(1999) (euf.) souteneur; man die leeft van de inkomsten van een prostituée. Hij heeft sekswerksters* in dienst. Nog zo'n voorbeeld waarmee men aan upgrading van een beroep wil doen.
• De pooiers doen noodgedwongen aan upgrading en worden op hun wenken bediend; overal heten ze tegenwoordig 'seksexploitanten'. Op de radio hoorde ik een raampooier zelfs bezwaar maken tegen de term 'hoerenlopers'. Te cru. Moet nu worden: mannen die prostituées bezoeken. Bezoeken? (Opzij, februari 1999)

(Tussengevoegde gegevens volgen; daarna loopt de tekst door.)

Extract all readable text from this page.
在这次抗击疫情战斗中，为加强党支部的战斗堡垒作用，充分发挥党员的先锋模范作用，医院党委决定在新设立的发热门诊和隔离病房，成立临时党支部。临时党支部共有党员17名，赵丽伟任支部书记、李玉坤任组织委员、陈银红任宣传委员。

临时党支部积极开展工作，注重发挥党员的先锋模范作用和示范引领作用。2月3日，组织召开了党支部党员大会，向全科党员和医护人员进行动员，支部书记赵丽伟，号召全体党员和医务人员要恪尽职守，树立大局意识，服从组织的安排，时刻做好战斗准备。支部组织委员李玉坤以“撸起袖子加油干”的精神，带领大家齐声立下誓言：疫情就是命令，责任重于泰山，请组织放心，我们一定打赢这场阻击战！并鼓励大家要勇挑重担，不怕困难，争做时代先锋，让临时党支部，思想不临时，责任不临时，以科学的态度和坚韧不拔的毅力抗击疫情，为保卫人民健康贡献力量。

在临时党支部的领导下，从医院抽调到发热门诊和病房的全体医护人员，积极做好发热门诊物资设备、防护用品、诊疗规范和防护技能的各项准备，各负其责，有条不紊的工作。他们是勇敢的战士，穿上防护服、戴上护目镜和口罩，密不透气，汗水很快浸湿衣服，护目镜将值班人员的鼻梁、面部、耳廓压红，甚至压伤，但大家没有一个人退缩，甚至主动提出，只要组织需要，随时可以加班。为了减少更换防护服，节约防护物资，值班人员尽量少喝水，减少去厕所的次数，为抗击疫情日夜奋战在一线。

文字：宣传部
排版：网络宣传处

• Ook seksexploitanten weren illegale vrouwen, om de kans op een officiële vergunning niet te vergooien. (HP/ De Tijd, 26/11/1999)
• In de berichtgeving over dit besluit concentreerden alle media zich op de bestuurstechnische kant: hoe zou de gemeente reageren als er nu toch eens een seksexploitant in een boerderij wou beginnen? (NRC Handelsblad, 15/06/2002)
• De seksexploitante met wie ik onlangs heb zitten harrewarren tijdens een radio-uitzending, Elene Vis, zei bijvoorbeeld: ''De mensen denken altijd dat prostitutie alleen maar over seks gaat, maar dat is vaak niet eens het belangrijkste'' (het Parool, 23/01/2004)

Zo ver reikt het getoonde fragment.